After The Transition
As you transition to raw feeding, you’ll notice changes in your dog.
- Drinking: Most dogs drink a lot less; some rarely drink at all. If your dog is elderly, you may want to add extra water to the raw meals to ensure that they take in enough water.
- Stools: Usually, if you have transitioned gradually, and supported the dog’s digestive tract with supplemental enzymes, probiotics, and soothing herbs, you will see a much firmer stool. If your diet is very high in bone, the stool may be white or ashy looking, and may be very hard. This probably means that you are feeding a little too much bone. I know this sounds disgusting, but you can learn a lot by prodding apart your dog’s stool, to see if it is too hard. Very hard stools can be uncomfortable to pass. If your dog routinely produces very hard stools, you should increase their fluid intake and evaluate the quantity of bone in their diet. Fiber can be helpful to regulate stool quality; both stools that are too soft and too hard will respond to the addition of fiber in the diet. Pumpkin is a good source of fiber; the dose ranges from ½ teaspoon to ¼ cup per meal depending on the dog’s size.

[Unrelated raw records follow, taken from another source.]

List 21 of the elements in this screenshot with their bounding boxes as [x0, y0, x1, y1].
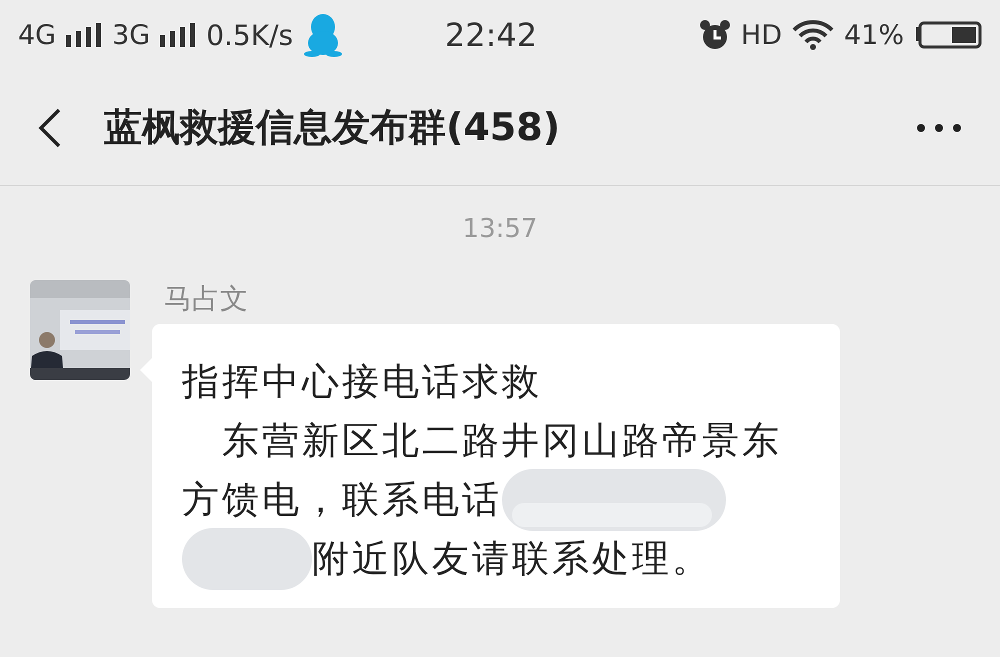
message-text: 方馈电，联系电话 [182, 477, 502, 523]
network-label: 3G [112, 20, 150, 50]
message-text: 附近队友请联系处理。 [312, 536, 712, 582]
network-speed: 0.5K/s [206, 18, 294, 52]
timestamp: 13:57 [462, 214, 538, 244]
signal-icon [160, 23, 196, 47]
sender-name: 马占文 [164, 281, 249, 317]
battery-percent: 41% [844, 20, 904, 50]
more-icon[interactable] [916, 122, 962, 132]
chat-title: 蓝枫救援信息发布群(458) [104, 104, 562, 151]
signal-icon [66, 23, 102, 47]
hd-label: HD [740, 20, 782, 50]
message-text: 东营新区北二路井冈山路帝景东 [221, 418, 783, 464]
penguin-icon [303, 13, 344, 57]
alarm-icon [698, 19, 731, 51]
battery-icon [914, 21, 982, 49]
wifi-icon [792, 20, 834, 50]
network-label: 4G [18, 20, 56, 50]
back-icon[interactable] [38, 108, 62, 148]
message-title: 指挥中心接电话求救 [182, 359, 543, 405]
clock: 22:42 [444, 16, 538, 54]
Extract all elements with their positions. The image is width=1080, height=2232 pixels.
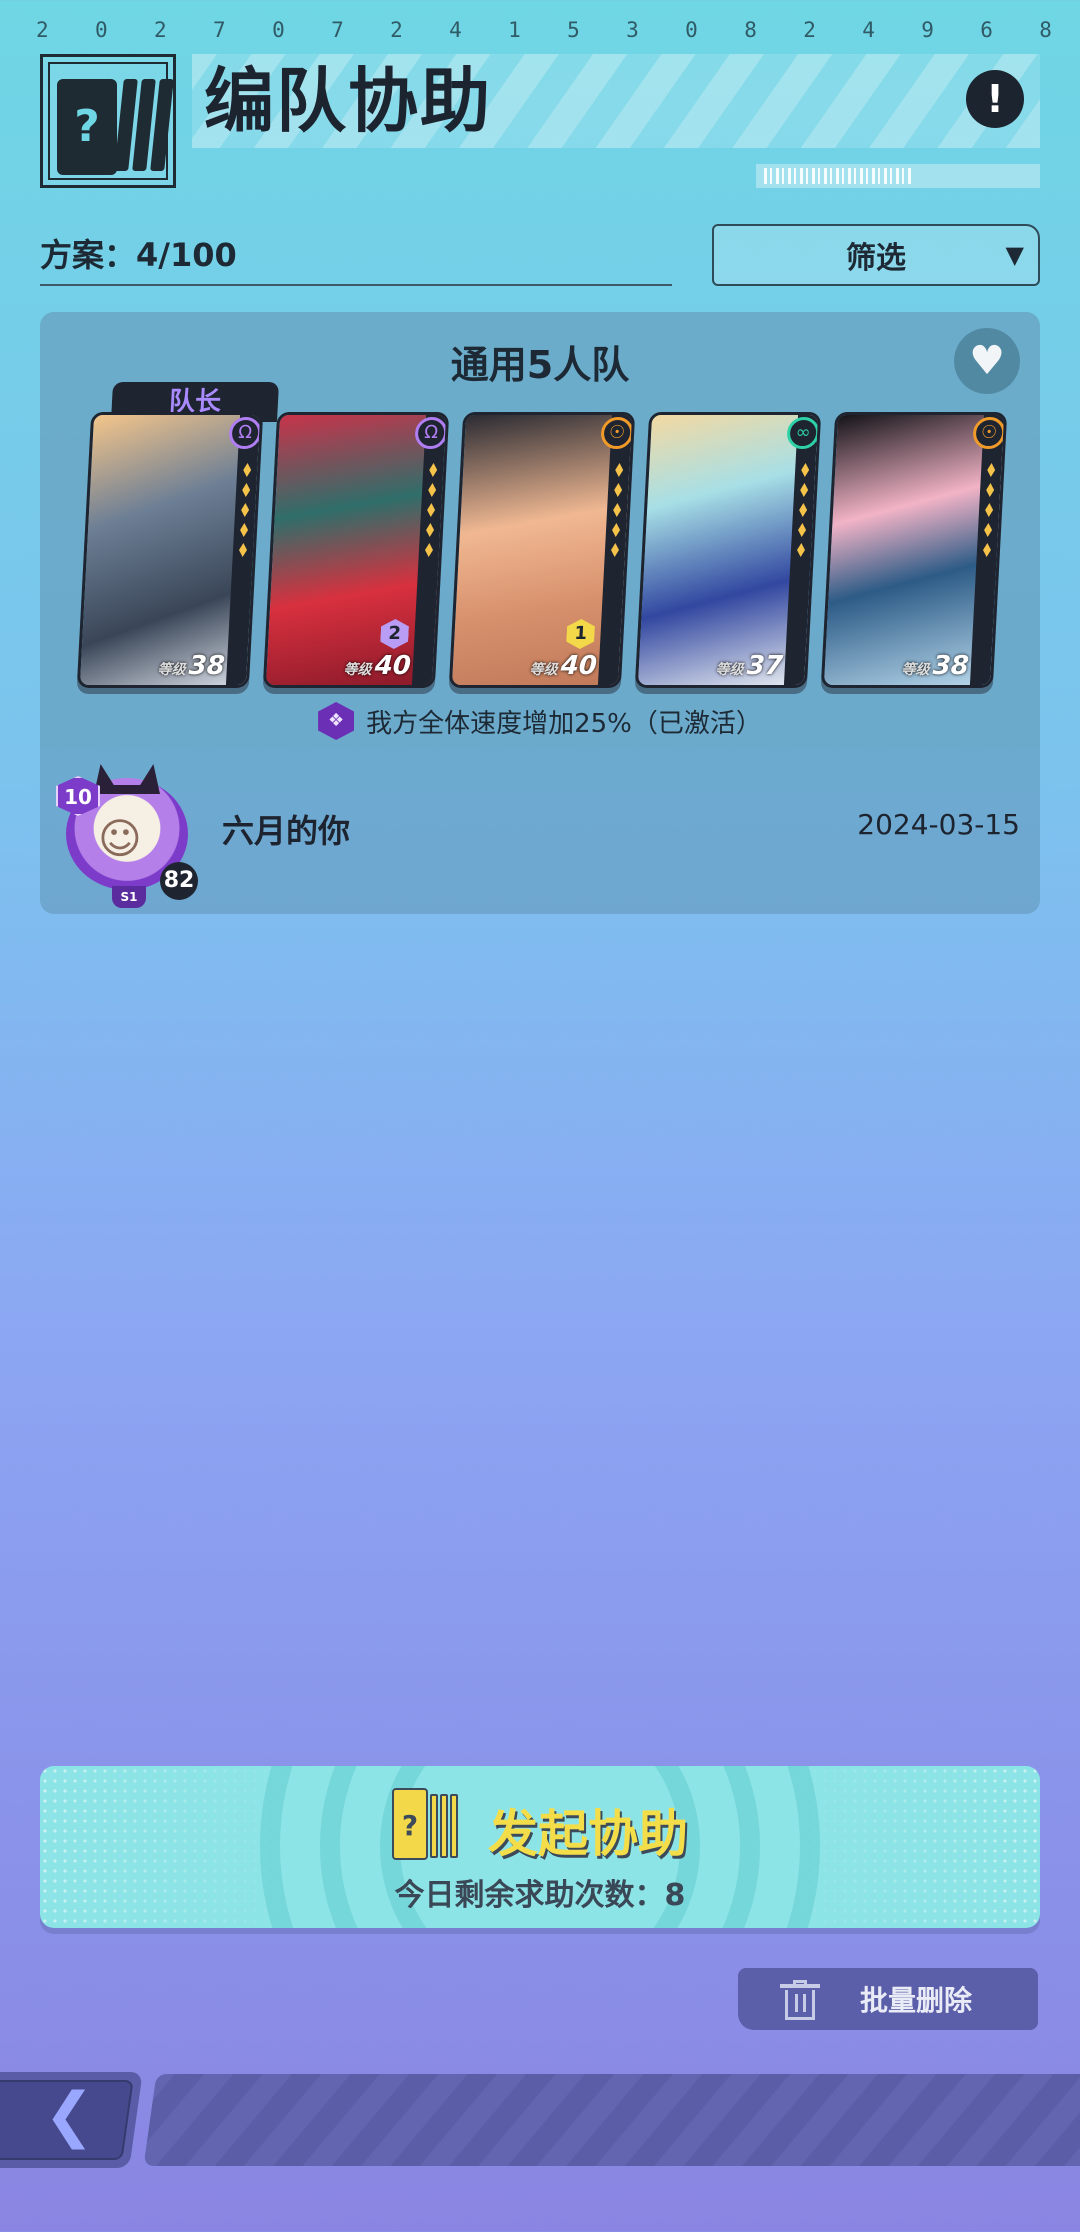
digit: 2 [803, 18, 816, 42]
character-level: 等级37 [715, 651, 784, 681]
digit: 4 [449, 18, 462, 42]
digit: 2 [154, 18, 167, 42]
digit: 6 [980, 18, 993, 42]
assist-label: 发起协助 [488, 1805, 688, 1863]
team-buff: ❖ 我方全体速度增加25%（已激活） [40, 702, 1040, 740]
divider [40, 284, 672, 286]
digit: 0 [95, 18, 108, 42]
serial-digits: 2 0 2 7 0 7 2 4 1 5 3 0 8 2 4 9 6 8 [36, 18, 1052, 42]
barcode-decoration [756, 164, 1040, 188]
page-title: 编队协助 [204, 60, 492, 142]
digit: 0 [272, 18, 285, 42]
digit: 2 [36, 18, 49, 42]
digit: 7 [213, 18, 226, 42]
remaining-requests: 今日剩余求助次数：8 [394, 1878, 686, 1913]
character-card[interactable]: ∞ 等级37 [634, 412, 822, 688]
plan-date: 2024-03-15 [857, 808, 1020, 841]
digit: 8 [744, 18, 757, 42]
chevron-down-icon: ▼ [1005, 241, 1024, 269]
character-level: 等级40 [343, 651, 412, 681]
trash-icon [780, 1980, 820, 2020]
favorite-heart-button[interactable]: ♥ [954, 328, 1020, 394]
bottom-bar [143, 2074, 1080, 2166]
info-button[interactable]: ! [966, 70, 1024, 128]
team-members: Ω 等级38 Ω 2 等级40 ☉ 1 等级40 ∞ 等级37 ☉ 等级38 [76, 412, 1014, 702]
batch-delete-button[interactable]: 批量删除 [738, 1968, 1038, 2030]
character-card[interactable]: Ω 2 等级40 [262, 412, 450, 688]
filter-dropdown[interactable]: 筛选 ▼ [712, 224, 1040, 286]
team-cards-logo-icon: ? [40, 54, 176, 188]
digit: 4 [862, 18, 875, 42]
face-icon: ☺ [98, 814, 142, 863]
character-card[interactable]: ☉ 1 等级40 [448, 412, 636, 688]
character-card[interactable]: Ω 等级38 [76, 412, 264, 688]
digit: 5 [567, 18, 580, 42]
digit: 0 [685, 18, 698, 42]
back-arrow-icon: ❮ [44, 2080, 95, 2150]
digit: 2 [390, 18, 403, 42]
character-card[interactable]: ☉ 等级38 [820, 412, 1008, 688]
team-cards-icon: ? [392, 1788, 464, 1864]
character-level: 等级38 [157, 651, 226, 681]
avatar[interactable]: ☺ 10 82 S1 [54, 760, 200, 908]
start-assist-button[interactable]: ? 发起协助 今日剩余求助次数：8 [40, 1766, 1040, 1928]
character-level: 等级40 [529, 651, 598, 681]
digit: 3 [626, 18, 639, 42]
filter-label: 筛选 [846, 241, 906, 276]
buff-text: 我方全体速度增加25%（已激活） [366, 708, 762, 739]
player-name: 六月的你 [222, 812, 351, 850]
question-card-icon: ? [57, 79, 117, 175]
batch-delete-label: 批量删除 [860, 1984, 973, 2017]
plan-count: 方案：4/100 [40, 236, 237, 274]
team-title: 通用5人队 [450, 343, 630, 387]
digit: 7 [331, 18, 344, 42]
player-level: 82 [160, 862, 198, 900]
heart-icon: ♥ [969, 338, 1005, 384]
digit: 8 [1039, 18, 1052, 42]
character-level: 等级38 [901, 651, 970, 681]
team-plan-card[interactable]: 通用5人队 ♥ 队长 Ω 等级38 Ω 2 等级40 ☉ 1 等级40 ∞ 等级… [40, 312, 1040, 914]
season-badge: S1 [112, 886, 146, 908]
digit: 1 [508, 18, 521, 42]
digit: 9 [921, 18, 934, 42]
feather-icon: ❖ [318, 702, 355, 740]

- Energy: Dogs that are eating raw food seem to have better focus as well as more energy.
- Skin and Coat: Most skin problems decrease, and coat quality improves.
However, raw food is not a cure all! If your dog still has skin and coat problems, you should pursue their cause and treatment with a holistic vet.
I hope this helps address some of the concerns about the holistic approach to feeding raw. Good luck!